One Spark is an event held for five days this year — April 9-13 — where creators from all over the world light up Downtown. Artists, entrepreneurs and innovators will display projects over 20 square blocks at 78 venues in the heart of our city. One Spark is about connecting people who have great ideas to the community and resources they need to make their dreams a reality.
During One Spark, it’s completely normal — even expected — to never experience boredom. You will experience the vibrant creativity of the thinkers and doers in Downtown Jacksonville like never before: “I got to my first day of tech crew and I was running around and it was all crazy and all of a sudden my shift was over and I wasn’t ready to go home yet,” says Chris Arsenault, tech crew volunteer for One Spark 2013. “There were so many people Downtown and I met so many cool people volunteering, I ended up working around seven shifts, I think.”
During the inaugural festival, everywhere I looked I saw a One Spark volunteer ready to help guide attendees and answer questions. More than 550 people mobilized to be One Spark volunteers in 2013. These amazing people contributed time and talent behind the scenes and on the front lines to keep the festival running smoothly. As a volunteer, you can join the team of innovators who will impact the city of Jacksonville, and eventually the world, in a major way.
After experiencing One Spark myself, I asked one of the returning volunteers, Holly Lalli, whom she thought would be the perfect One Spark volunteer candidate. She replied, “Gosh, anybody! It was such a diverse group of volunteers. There were people from high school age, to people who were grandparents, all races and genders and interests, really. If you have an interest in Jacksonville, in innovation, in the environment, in technology, in just living life to the fullest — really, anybody [would make a perfect candidate].”

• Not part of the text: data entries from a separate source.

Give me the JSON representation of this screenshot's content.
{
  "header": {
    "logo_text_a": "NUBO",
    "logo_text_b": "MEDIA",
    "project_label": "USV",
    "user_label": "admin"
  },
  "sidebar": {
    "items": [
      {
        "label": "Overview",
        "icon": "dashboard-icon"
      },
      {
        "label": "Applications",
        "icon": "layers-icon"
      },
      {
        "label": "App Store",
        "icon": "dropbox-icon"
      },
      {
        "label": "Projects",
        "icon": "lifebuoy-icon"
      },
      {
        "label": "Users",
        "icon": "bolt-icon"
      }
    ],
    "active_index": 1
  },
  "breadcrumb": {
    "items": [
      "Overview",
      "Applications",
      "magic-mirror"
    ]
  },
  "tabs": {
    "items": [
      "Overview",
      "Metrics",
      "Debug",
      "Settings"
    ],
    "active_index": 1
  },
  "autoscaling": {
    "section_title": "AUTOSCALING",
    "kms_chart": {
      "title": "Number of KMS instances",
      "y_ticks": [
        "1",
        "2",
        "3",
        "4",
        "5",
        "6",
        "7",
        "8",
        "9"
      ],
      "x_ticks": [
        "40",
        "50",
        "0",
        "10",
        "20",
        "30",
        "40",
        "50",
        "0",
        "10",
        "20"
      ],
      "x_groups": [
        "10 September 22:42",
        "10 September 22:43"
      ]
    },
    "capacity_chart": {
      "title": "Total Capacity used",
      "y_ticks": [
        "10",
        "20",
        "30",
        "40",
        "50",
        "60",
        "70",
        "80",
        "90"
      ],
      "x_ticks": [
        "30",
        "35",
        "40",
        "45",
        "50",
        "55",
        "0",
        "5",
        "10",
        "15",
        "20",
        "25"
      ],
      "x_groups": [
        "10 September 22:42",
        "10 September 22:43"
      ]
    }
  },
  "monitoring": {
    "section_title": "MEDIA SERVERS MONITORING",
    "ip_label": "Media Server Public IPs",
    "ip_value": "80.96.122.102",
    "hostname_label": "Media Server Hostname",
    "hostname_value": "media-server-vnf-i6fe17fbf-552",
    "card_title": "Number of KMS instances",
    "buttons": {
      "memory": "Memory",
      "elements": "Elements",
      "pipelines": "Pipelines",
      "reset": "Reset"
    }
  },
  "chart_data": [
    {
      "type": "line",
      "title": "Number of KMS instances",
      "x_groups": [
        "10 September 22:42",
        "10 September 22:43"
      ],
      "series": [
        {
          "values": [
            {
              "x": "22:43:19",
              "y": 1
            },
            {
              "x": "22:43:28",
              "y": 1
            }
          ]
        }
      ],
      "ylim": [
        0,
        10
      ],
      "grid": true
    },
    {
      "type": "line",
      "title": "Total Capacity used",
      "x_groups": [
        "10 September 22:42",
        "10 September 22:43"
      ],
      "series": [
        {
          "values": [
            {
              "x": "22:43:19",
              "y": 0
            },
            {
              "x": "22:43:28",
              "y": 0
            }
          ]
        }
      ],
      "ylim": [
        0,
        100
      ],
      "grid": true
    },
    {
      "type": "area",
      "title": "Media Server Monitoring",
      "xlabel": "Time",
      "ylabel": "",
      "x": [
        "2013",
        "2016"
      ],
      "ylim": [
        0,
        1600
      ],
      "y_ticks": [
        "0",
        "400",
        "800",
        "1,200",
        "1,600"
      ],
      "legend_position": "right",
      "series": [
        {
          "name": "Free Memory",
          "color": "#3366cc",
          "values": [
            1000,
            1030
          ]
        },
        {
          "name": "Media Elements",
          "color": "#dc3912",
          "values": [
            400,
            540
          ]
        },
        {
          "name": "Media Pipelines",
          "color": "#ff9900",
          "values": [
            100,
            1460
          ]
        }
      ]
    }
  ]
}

The irreplaceable benefit of working with other local community members is the creation of lasting friendships and networking connections you make.
“I gained an awesome group of friends,” Mandie Marron, a returning volunteer, says. “We’re all still really close and still hang out. We always do a bunch of things around Downtown together now, it’s really awesome.”
If those testimonials aren’t enough to get your creative wheels rattling, think about this: As a volunteer, you have the opportunity to see great ideas and the power to make them a reality. One Spark provides the perfect platform to put your idea in front of more than 150,000 attendees, have it validated and receive valuable feedback from the community. And as a volunteer, you’re in the middle of all the action and work directly with creators and innovators from all over America. If you’re an aspiring creator, but aren’t quite ready to showcase your idea, volunteering is the best way to get a feel for the festival. It’s also a perfect way to start your project planning for next year’s One Spark!
One Spark 2013 volunteer Onyx Seven nicely summarizes why you should volunteer: “I got a lot out of it. I learned so much about people. Being able to volunteer with so many different people and also to see so much creativity, I didn’t know we had that many talented people in Jacksonville and the surrounding areas. So just being able to meet people and interact with so many people and to see the excitement about what we were doing made my One Spark volunteer experience great.”
The author, a University of North Florida student, is a One Spark 2014 public relations intern.